Welche Artikel zur Kindermode zählen
Zur Kindermode gehören Bekleidungsartikel für Kinder verschiedener Altersstufen. Dazu zählen unter anderem T-Shirts, Hosen, Pullover, Kleider, Röcke, Jacken, Mäntel, Nachtwäsche, Unterwäsche sowie saisonale Artikel wie Regenbekleidung oder Winterbekleidung. Je nach Ausrichtung eines Geschäfts kann die Warengruppe auch Schul- und Freizeitkleidung oder festliche Outfits umfassen. Im Vordergrund stehen praktische Schnitte, pflegeleichte Materialien und eine Nutzung, die auf Bewegung im Alltag ausgelegt ist.
Altersstufen, Grössen und Passform im Sortiment
Kindermode wird meist nach Alters- oder Grössenbereichen gegliedert. Üblich sind Unterteilungen für Kleinkinder, Kinder und teilweise auch ältere Kinder oder Jugendliche, wobei die Abgrenzung je nach Händler unterschiedlich ausfällt. Für die Sortimentsplanung sind Passform, Verstellmöglichkeiten und Wachstumsphasen relevant, da Kindergrössen sich schneller verändern als bei Erwachsenen.
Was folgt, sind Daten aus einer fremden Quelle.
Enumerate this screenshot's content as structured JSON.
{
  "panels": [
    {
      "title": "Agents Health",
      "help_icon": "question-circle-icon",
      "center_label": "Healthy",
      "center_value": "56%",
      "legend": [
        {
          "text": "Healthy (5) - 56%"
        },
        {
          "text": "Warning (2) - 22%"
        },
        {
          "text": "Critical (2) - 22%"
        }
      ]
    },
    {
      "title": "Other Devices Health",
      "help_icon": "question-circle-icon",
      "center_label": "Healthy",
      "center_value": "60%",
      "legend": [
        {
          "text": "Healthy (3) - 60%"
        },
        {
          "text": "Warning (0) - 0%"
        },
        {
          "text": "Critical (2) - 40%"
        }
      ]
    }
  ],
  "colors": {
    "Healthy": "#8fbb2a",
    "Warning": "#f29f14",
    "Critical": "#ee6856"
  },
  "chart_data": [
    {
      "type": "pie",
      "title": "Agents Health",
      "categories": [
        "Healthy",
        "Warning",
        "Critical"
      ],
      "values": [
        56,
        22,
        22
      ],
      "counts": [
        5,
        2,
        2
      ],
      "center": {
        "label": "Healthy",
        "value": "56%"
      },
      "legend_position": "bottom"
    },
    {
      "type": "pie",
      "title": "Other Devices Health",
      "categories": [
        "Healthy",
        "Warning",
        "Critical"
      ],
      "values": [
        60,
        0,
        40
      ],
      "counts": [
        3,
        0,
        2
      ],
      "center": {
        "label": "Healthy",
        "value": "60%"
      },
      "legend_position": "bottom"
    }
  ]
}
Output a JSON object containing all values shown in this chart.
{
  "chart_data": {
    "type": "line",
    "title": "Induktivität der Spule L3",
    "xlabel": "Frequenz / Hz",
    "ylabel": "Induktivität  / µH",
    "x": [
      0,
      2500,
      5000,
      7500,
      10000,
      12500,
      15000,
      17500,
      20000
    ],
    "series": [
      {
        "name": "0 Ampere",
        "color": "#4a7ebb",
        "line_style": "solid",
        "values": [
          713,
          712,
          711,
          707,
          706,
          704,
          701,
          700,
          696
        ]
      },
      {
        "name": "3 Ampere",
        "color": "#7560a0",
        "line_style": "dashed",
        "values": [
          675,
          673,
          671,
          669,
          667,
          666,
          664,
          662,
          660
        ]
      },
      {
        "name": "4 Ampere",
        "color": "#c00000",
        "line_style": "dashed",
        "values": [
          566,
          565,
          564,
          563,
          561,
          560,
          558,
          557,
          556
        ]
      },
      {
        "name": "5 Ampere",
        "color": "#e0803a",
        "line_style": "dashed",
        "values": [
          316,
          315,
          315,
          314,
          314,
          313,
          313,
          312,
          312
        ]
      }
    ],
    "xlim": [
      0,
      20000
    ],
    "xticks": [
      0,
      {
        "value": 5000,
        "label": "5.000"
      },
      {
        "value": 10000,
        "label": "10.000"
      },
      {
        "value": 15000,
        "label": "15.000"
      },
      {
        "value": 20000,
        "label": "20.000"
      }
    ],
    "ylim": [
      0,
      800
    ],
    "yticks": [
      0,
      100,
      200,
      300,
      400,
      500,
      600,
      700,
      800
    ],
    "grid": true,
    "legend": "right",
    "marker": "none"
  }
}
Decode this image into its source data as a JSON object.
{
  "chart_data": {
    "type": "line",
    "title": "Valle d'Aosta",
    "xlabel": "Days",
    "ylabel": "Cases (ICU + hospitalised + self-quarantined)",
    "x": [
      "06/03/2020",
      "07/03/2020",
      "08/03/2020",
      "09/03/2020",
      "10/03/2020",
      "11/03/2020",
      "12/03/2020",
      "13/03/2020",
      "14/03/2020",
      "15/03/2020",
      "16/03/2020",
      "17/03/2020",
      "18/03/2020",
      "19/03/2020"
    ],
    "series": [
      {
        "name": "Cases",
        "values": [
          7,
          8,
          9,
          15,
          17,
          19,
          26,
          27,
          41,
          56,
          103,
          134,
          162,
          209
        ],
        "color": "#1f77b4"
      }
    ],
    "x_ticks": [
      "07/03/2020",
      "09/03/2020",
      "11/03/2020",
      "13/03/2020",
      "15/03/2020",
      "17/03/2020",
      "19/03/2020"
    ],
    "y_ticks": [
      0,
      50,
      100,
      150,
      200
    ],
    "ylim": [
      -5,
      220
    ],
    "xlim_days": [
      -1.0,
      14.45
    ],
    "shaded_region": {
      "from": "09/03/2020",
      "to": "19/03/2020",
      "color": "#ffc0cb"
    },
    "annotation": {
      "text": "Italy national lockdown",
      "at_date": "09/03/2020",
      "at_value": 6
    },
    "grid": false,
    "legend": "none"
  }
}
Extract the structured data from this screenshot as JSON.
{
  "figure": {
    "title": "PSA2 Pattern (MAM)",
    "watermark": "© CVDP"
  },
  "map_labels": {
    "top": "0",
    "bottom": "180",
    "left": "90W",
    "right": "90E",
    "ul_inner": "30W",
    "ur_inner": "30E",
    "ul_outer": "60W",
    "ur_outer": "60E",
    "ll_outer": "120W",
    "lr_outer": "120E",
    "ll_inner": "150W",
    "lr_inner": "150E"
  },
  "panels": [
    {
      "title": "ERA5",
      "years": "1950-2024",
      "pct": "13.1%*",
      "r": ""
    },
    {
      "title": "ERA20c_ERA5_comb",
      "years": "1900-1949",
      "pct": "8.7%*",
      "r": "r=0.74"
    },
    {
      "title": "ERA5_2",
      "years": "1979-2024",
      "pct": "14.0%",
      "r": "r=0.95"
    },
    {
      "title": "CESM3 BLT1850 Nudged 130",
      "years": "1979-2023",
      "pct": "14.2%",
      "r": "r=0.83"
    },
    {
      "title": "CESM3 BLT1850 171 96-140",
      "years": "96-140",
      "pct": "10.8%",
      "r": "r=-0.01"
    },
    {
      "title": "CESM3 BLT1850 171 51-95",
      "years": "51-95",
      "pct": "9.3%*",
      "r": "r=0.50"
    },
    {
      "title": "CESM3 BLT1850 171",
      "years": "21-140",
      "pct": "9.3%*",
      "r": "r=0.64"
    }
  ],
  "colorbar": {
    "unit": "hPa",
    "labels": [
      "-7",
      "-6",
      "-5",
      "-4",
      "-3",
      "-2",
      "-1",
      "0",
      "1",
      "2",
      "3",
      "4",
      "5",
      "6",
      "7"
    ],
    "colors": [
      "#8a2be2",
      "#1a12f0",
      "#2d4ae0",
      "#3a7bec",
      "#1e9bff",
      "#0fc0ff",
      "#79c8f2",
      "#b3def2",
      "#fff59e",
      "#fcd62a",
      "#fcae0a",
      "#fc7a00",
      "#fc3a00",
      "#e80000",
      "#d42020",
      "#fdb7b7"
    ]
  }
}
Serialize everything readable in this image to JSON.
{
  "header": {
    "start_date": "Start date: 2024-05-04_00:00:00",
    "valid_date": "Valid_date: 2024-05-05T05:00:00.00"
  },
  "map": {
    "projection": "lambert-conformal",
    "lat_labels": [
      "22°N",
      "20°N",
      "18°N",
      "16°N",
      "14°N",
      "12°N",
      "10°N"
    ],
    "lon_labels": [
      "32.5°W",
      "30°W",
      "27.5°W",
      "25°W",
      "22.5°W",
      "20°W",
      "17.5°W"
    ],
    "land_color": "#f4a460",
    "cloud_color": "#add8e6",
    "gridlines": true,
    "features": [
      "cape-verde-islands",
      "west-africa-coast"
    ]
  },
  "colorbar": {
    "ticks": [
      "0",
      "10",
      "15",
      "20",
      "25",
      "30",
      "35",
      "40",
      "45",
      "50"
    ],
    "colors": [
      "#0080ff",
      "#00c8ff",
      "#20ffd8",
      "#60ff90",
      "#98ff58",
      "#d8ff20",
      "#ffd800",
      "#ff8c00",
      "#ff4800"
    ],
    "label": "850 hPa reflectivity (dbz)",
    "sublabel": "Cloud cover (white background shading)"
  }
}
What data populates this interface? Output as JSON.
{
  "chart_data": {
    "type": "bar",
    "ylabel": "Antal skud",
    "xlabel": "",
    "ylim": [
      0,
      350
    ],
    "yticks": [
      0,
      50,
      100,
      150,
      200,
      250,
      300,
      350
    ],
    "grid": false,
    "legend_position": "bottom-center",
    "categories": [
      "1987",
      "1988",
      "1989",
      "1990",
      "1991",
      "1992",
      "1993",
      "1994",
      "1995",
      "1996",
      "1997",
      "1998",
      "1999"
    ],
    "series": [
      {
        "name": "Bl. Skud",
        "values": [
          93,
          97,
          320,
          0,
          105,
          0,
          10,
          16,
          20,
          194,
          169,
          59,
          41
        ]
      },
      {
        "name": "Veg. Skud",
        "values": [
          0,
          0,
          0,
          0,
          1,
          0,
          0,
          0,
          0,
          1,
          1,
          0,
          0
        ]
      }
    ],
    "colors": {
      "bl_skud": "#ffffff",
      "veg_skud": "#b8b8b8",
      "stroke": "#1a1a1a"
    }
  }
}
Deshalb werden häufig Modelle geführt, die unkompliziert anzuziehen sind und im Alltag genügend Bewegungsfreiheit lassen.
Typische Sortimentsbereiche in der Kindermode
Innerhalb der Warengruppe wird Kindermode oft nach Verwendungszweck gegliedert. Häufige Bereiche sind Alltagsbekleidung, wetterbezogene Bekleidung, Anlassmode sowie Basics für Schule, Freizeit oder Zuhause. Saisonale Wechsel fallen besonders ins Gewicht, etwa bei Übergangsjacken, Badebekleidung oder Winterartikeln. Ergänzend können farblich oder thematisch koordinierte Kollektionen geführt werden, damit einzelne Teile innerhalb des Sortiments kombinierbar bleiben.
Abgrenzung zu anderen Warengruppen im Modehandel
Kindermode ist innerhalb der Warengruppen auf Bekleidung für Kinder beschränkt. Schuhe, Taschen, Schmuck und Accessoires können zwar ergänzend zum Outfit geführt werden, zählen aber in der Sortimentslogik zu eigenen Warengruppen. Von Damenmode und Herrenmode unterscheidet sich Kindermode nicht nur durch kleinere Grössen, sondern auch durch andere Anforderungen an Robustheit, Pflege und Alltagstauglichkeit. Diese Abgrenzung ist für Einkauf, Warenpräsentation und Kategorisierung im Handel relevant.